Weiter-ButtonZurück-Button Jahwe als König ⋅1⋅

1. Die Verbindung des Bildes vom "Hirten" mit der Vorstellung vom "König"

a. Beispiele aus dem Buch Micha

Das Bild vom "Hirten Jahwe" aus Ez 34 erscheint dann in einem späteren Zusatz auch im eigentlich älteren Buch des Propheten Micha. Dort heißt es in Mi 4,6-7:

"An jenem Tage, spricht Jahwe, da will ich sammeln, was hinkt, und was versprengt war, zusammenbringen und(!) die, denen ich Übles getan habe. Was hinkt, mache ich zu einem Rest, und was schwach ist, zu einem mächtigen Volke..." (Mi 4,6-7.)

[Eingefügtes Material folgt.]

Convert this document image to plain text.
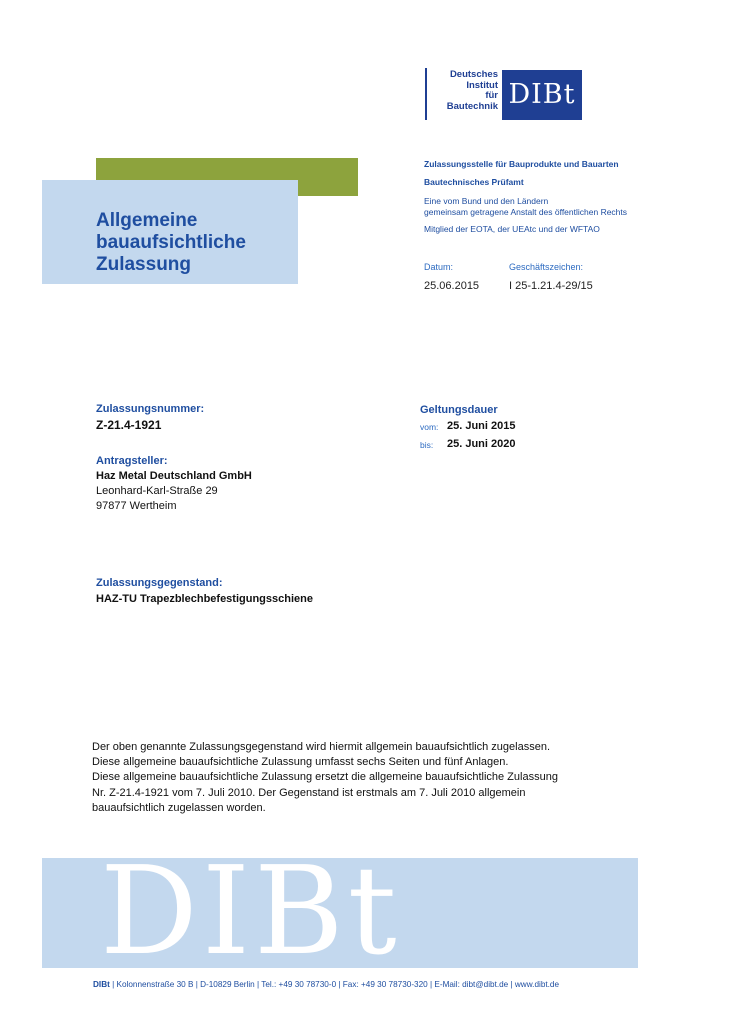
Deutsches
Institut
für
Bautechnik DIBt
Allgemeine
bauaufsichtliche
Zulassung
Zulassungsstelle für Bauprodukte und Bauarten
Bautechnisches Prüfamt
Eine vom Bund und den Ländern
gemeinsam getragene Anstalt des öffentlichen Rechts
Mitglied der EOTA, der UEAtc und der WFTAO
Datum:
25.06.2015
Geschäftszeichen:
I 25-1.21.4-29/15
Zulassungsnummer:
Z-21.4-1921
Geltungsdauer
vom: 25. Juni 2015
bis: 25. Juni 2020
Antragsteller:
Haz Metal Deutschland GmbH
Leonhard-Karl-Straße 29
97877 Wertheim
Zulassungsgegenstand:
HAZ-TU Trapezblechbefestigungsschiene
Der oben genannte Zulassungsgegenstand wird hiermit allgemein bauaufsichtlich zugelassen.
Diese allgemeine bauaufsichtliche Zulassung umfasst sechs Seiten und fünf Anlagen.
Diese allgemeine bauaufsichtliche Zulassung ersetzt die allgemeine bauaufsichtliche Zulassung
Nr. Z-21.4-1921 vom 7. Juli 2010. Der Gegenstand ist erstmals am 7. Juli 2010 allgemein
bauaufsichtlich zugelassen worden.
DIBt
DIBt | Kolonnenstraße 30 B | D-10829 Berlin | Tel.: +49 30 78730-0 | Fax: +49 30 78730-320 | E-Mail: dibt@dibt.de | www.dibt.de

Jetzt wird dieses Bild aber ergänzt. Der Text fährt fort und schließt mit den Worten:

"... und Jahwe wird über sie König sein auf dem Berg Zion von nun an bis in Ewigkeit." (Mi 4,7.)

Hier wird also das Bild von Jahwe als Hirten mit der Vorstellung vom Königtum Jahwes verbunden.

Ähnlich finden wir das auch in Mi 2,12-13, einem Text der vermutlich auch nicht auf den Propheten selbst zurückgeht, sondern in späterer Zeit eingefügt wurde.

"Sammeln will ich ganz Jakob, versammeln will ich den Rest Israels. Ich will sie zusammenbringen wie Schafe im Pferch, wie eine Herde auf der Trift, vor niemandem haben sie Angst. Vor ihnen her geht der Bahnbrecher. Er bricht durch, sie schreiten durch das Tor und ziehen hinaus, und ihr König schreitet vor ihnen her; Jahwe ist an der Spitze." (Mi 2,12-13.)

Diese vermutlich nachexilischen Texte binden also die beiden alten Bilder vom Hirten und König zusammen und wenden beide auf Gott an.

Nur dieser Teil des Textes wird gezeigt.